The grey-green fruit dove (Ptilinopus purpuratus) is a species of bird in the family Columbidae. It is endemic to the Society Islands in French Polynesia. Its natural habitat is subtropical or tropical moist lowland forests.

==Taxonomy==
The grey-green fruit dove was formally described in 1789 by the German naturalist Johann Friedrich Gmelin in his revised and expanded edition of Carl Linnaeus's Systema Naturae. He placed it with all the other doves and pigeons in the genus Columba and coined the binomial name Columba purpurata. Gmelin's description was based on the "purple-crowned pigeon" from Otaheite (now Tahiti) that had been described in 1783 by English ornithologist John Latham in his A General Synopsis of Birds. The grey-green fruit dove is now placed with nearly 60 other fruit doves in the genus Ptilinopus that was introduced in 1825 by the English naturalist William Swainson. The genus name combines the Ancient Greek ptilon meaning "feather" with pous meaning "foot". The specific epithet purpuratus is from Latin and means "clad in purple".

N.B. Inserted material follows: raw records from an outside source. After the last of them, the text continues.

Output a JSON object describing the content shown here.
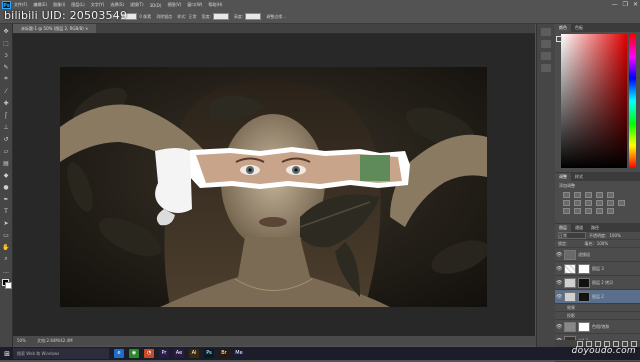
{
  "app": {
    "logo": "Ps"
  },
  "menubar": {
    "items": [
      "文件(F)",
      "编辑(E)",
      "图像(I)",
      "图层(L)",
      "文字(Y)",
      "选择(S)",
      "滤镜(T)",
      "3D(D)",
      "视图(V)",
      "窗口(W)",
      "帮助(H)"
    ],
    "window_buttons": [
      "—",
      "❐",
      "✕"
    ]
  },
  "options_bar": {
    "items": [
      "羽化:",
      "0 像素",
      "消除锯齿",
      "样式:",
      "正常",
      "宽度:",
      "高度:",
      "调整边缘..."
    ]
  },
  "watermark": {
    "text": "bilibili UID: 20503549"
  },
  "document": {
    "tab_label": "未标题-1 @ 50% (图层 2, RGB/8) ×",
    "status_zoom": "50%",
    "status_info": "文档:2.64M/42.4M"
  },
  "tools": [
    "move",
    "marquee",
    "lasso",
    "quick-select",
    "crop",
    "eyedropper",
    "healing",
    "brush",
    "stamp",
    "history-brush",
    "eraser",
    "gradient",
    "blur",
    "dodge",
    "pen",
    "type",
    "path-select",
    "shape",
    "hand",
    "zoom",
    "more",
    "fg-bg-color"
  ],
  "panels": {
    "color_tabs": [
      "颜色",
      "色板"
    ],
    "adjust_tabs": [
      "调整",
      "样式"
    ],
    "adjust_label": "添加调整",
    "layers_tabs": [
      "图层",
      "通道",
      "路径"
    ],
    "blend_mode": "正常",
    "opacity_label": "不透明度:",
    "opacity_value": "100%",
    "lock_label": "锁定:",
    "fill_label": "填充:",
    "fill_value": "100%",
    "layers": [
      {
        "name": "滤镜组",
        "type": "group",
        "selected": false
      },
      {
        "name": "图层 3",
        "type": "layer",
        "selected": false
      },
      {
        "name": "图层 2 拷贝",
        "type": "layer",
        "selected": false
      },
      {
        "name": "图层 2",
        "type": "layer",
        "selected": true
      },
      {
        "name": "效果",
        "type": "sub",
        "selected": false
      },
      {
        "name": "投影",
        "type": "sub",
        "selected": false
      },
      {
        "name": "色相/饱和",
        "type": "layer",
        "selected": false
      },
      {
        "name": "girl-1",
        "type": "layer",
        "selected": false
      },
      {
        "name": "girl-2",
        "type": "layer",
        "selected": false
      }
    ]
  },
  "taskbar": {
    "search_placeholder": "搜索 Web 和 Windows",
    "apps": [
      {
        "label": "e",
        "color": "#1e6ec8"
      },
      {
        "label": "◉",
        "color": "#2a8a2a"
      },
      {
        "label": "◔",
        "color": "#c94a2a"
      },
      {
        "label": "Pr",
        "color": "#2a1a4a"
      },
      {
        "label": "Ae",
        "color": "#2a1a4a"
      },
      {
        "label": "Ai",
        "color": "#3a2a0a"
      },
      {
        "label": "Ps",
        "color": "#001d2a"
      },
      {
        "label": "Br",
        "color": "#2a1a0a"
      },
      {
        "label": "Me",
        "color": "#1a1a3a"
      }
    ]
  },
  "site_watermark": {
    "text": "doyoudo.com"
  }
}
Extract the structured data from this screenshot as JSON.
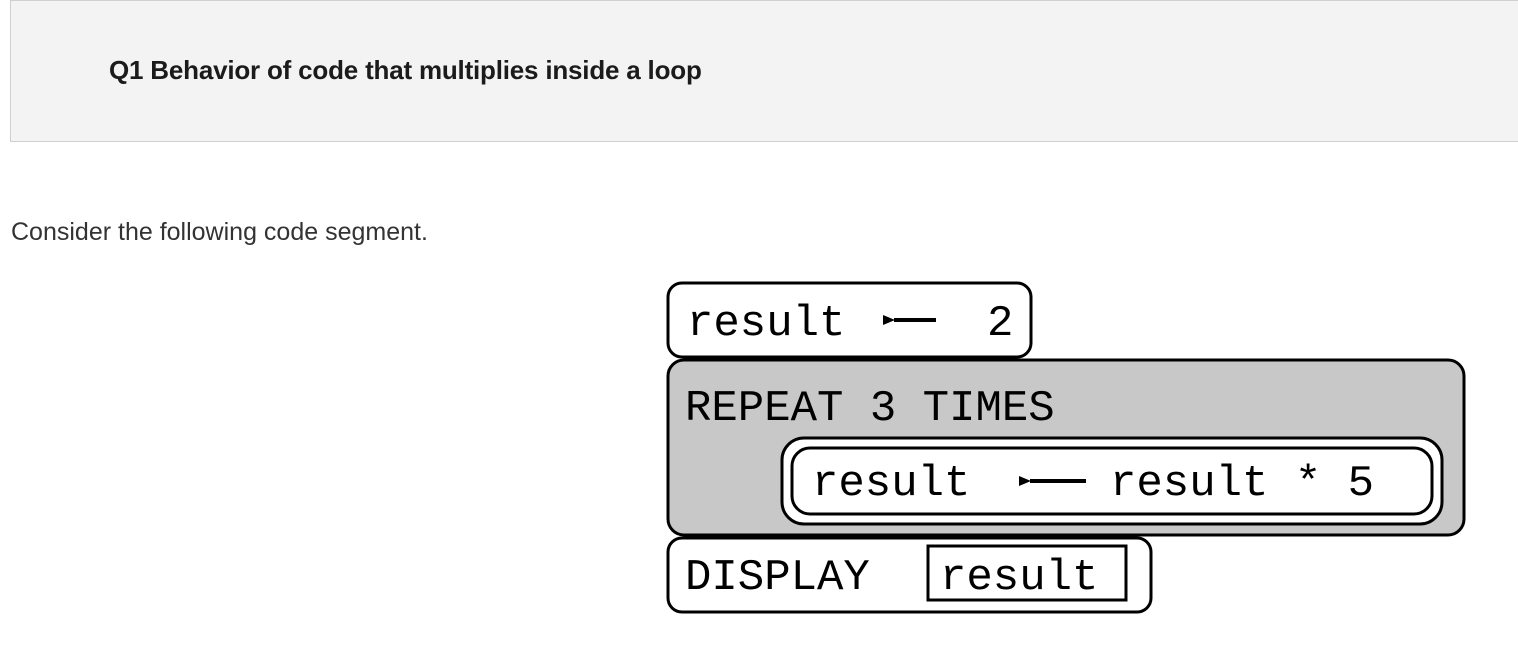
{
  "question": {
    "title": "Q1 Behavior of code that multiplies inside a loop"
  },
  "prompt": {
    "text": "Consider the following code segment."
  },
  "code": {
    "line1": {
      "variable": "result",
      "value": "2"
    },
    "repeat_block": {
      "header": "REPEAT 3 TIMES",
      "body": {
        "variable": "result",
        "expression": "result * 5"
      }
    },
    "display_block": {
      "keyword": "DISPLAY",
      "argument": "result"
    }
  },
  "colors": {
    "header_background": "#f3f3f3",
    "repeat_block_fill": "#c8c8c8",
    "block_stroke": "#000000"
  }
}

Two subspecies are recognised:
- P. p. frater Ripley & Birckhead, 1942 – Moorea (island 17 km north west of Tahiti)
- P. p. purpuratus (Gmelin, JF, 1789) – Tahiti (east Society Islands, east Polynesia)

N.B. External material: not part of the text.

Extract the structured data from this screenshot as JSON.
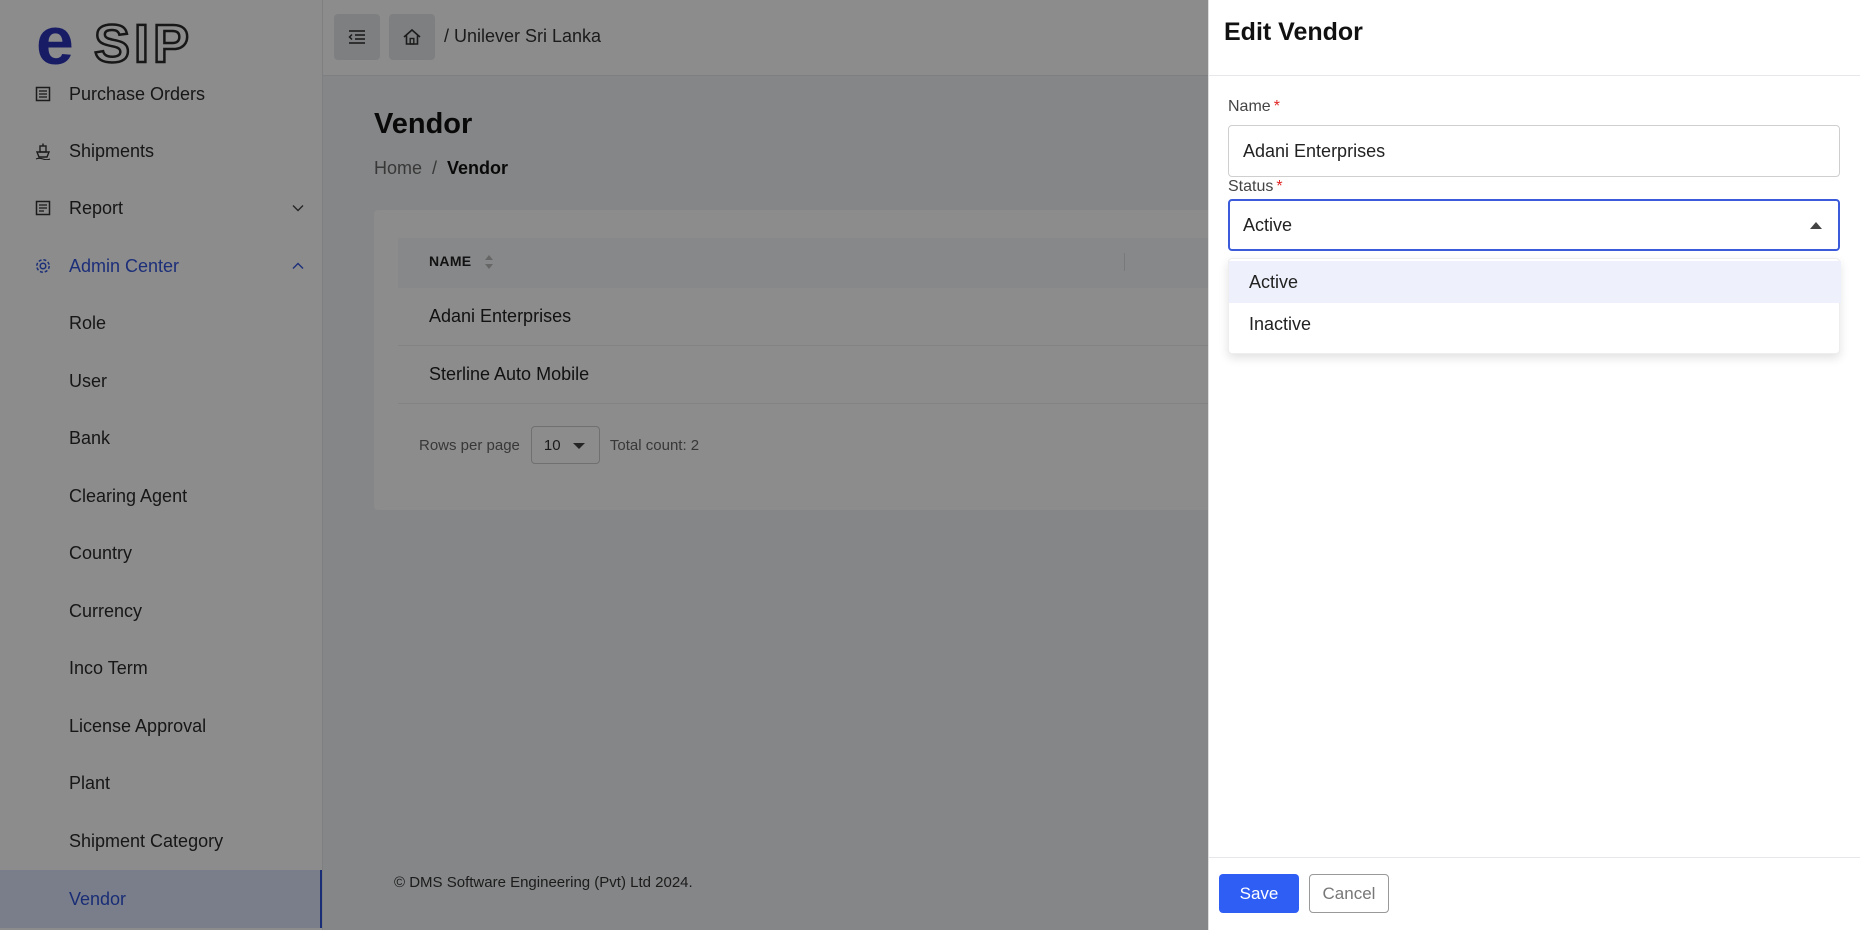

The Raiatea fruit-dove (P. chrysogaster) of Raiatea was formerly considered conspecific, but was split as a distinct species by the IOC in 2021.

== Distribution==
The grey-green fruit dove is endemic to the French Polynesian islands of Tahiti and Mo'orea. There is an estimated population of 2,500 to 10,000 mature individual birds on the two islands, of which 5,000 - 6,000 live on Mo'orea, at an estimated density of 2-3 birds per hectare.

==Description==
The grey-green fruit dove is around 20 cm in overall length and weighs 95 g. It is small and plump and has a short tail. The upperparts are olive green, the crown and forehead are light purple. The neck and chest are gray and the belly is pale yellow. There is a light gray band around the tail. The beak is yellowish or greenish yellow with an orange cere. The sexes are similar but the female has a greenish tinge to the grey of the head and neck. The juvenile lacks the light purple crown and is duller.

==Behaviour and ecology==
===Food and feeding===
Feeding is almost entire arboreal. This contrasts with the closely related atoll fruit dove (Ptilinopus coralensis). The diet consists various plants including chili peppers (Capsicum), guava (Psidium) and figs (Ficus).

===Breeding===
The nest is a flimsy platform of sticks placed in a tree. A single white egg is laid.

== Threats ==
In 1907, the grey-green fruit dove was reportedly very abundant on the two islands. However the population has declined since then. There is an ongoing slow population decline due to habitat destruction, the introduction of non-native plants, predation by invasive species such as the swamp harrier and feral cats, and competition by invasive red-vented bulbul and common myna.